The fact that foundling hospitals are more easily filled in China than elsewhere, is corroborative of the little regard in which female infants are held. The more tender-hearted parents, rather than lay violent hands on their offspring, prefer giving them away; or if they can find no one to receive the charge, depositing them in some temple or monastery, where there is, at least, a chance of their being noticed and preserved. The Buddhists, in China, avail themselves of this circumstance, to fill their nunneries; while the Catholics, in that country, increase the number of their adherents, by rescuing the outcast daughters of the inhabitants, and bringing them up for wives to the native converts. Others, actuated by base motives, pick up the abandoned children, and rear them for the purpose of sordid gain, which they accomplish by selling them for domestic slaves, or training them up for wanton gratifications, or condemning them to beg through the streets, after having cruelly put out their eyes, to make them objects of charity.

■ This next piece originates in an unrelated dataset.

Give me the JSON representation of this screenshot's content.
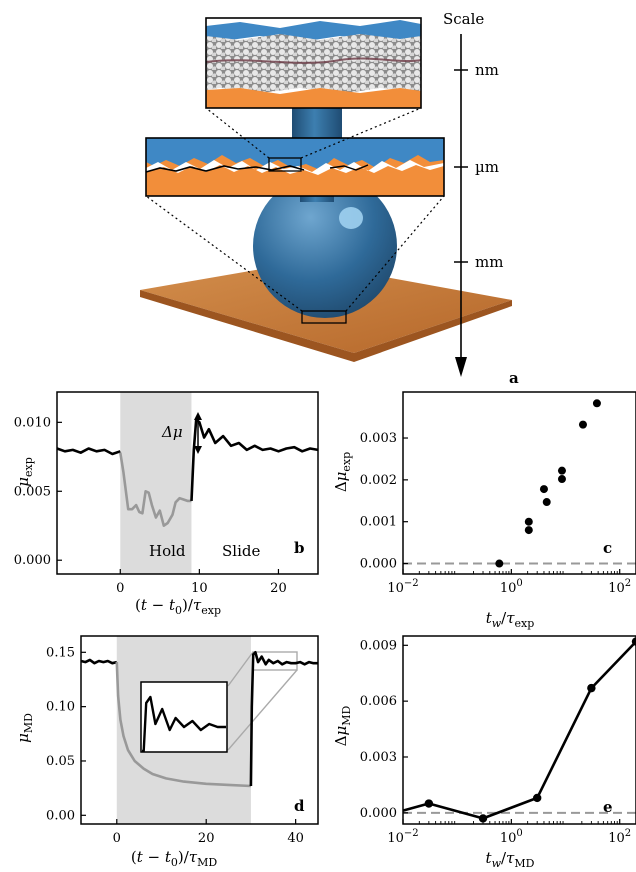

It is not meant to be argued, that the Chinese murder, expose, or sell their female infants to prevent the country becoming overpeopled; or that the practice is so general as to have any material effect on the population. Whatever the motive be, it is altogether personal, and not patriotic; it is merely to save themselves pains and money, and not to benefit the country by decreasing the number of consumers. To whatever extent, also, the practice may prevail, it is not likely materially to affect the aggregate of the population. For if we allow that one per mille only of the female infants born in China are smothered, which is much below the mark in the populous provinces and crowded cities, while it would exhibit a fearful estimate as the aggregate of murders, it would still be very inconsiderable as affecting a population, which amounts to several hundred millions, and which increases at the rate of three per cent, per annum. The object of the argument is to shew that the children being sacrificed to Mammon rather than to Moloch, the prevalence of the custom indicates the great poverty and overwhelming numbers of the people,—that there is a disproportion between the supply of food and the number of consumers,—that human life is cheaper than human provender,—and hence the conclusion, considering the fertility of the soil, that China is immensely populous.


  1. Barrow's Travels in China, pp. 577, 578.
  2. The Chinese use great quantities of gypsum, which they mix with pulse in order to form a jelly of which they are very fond.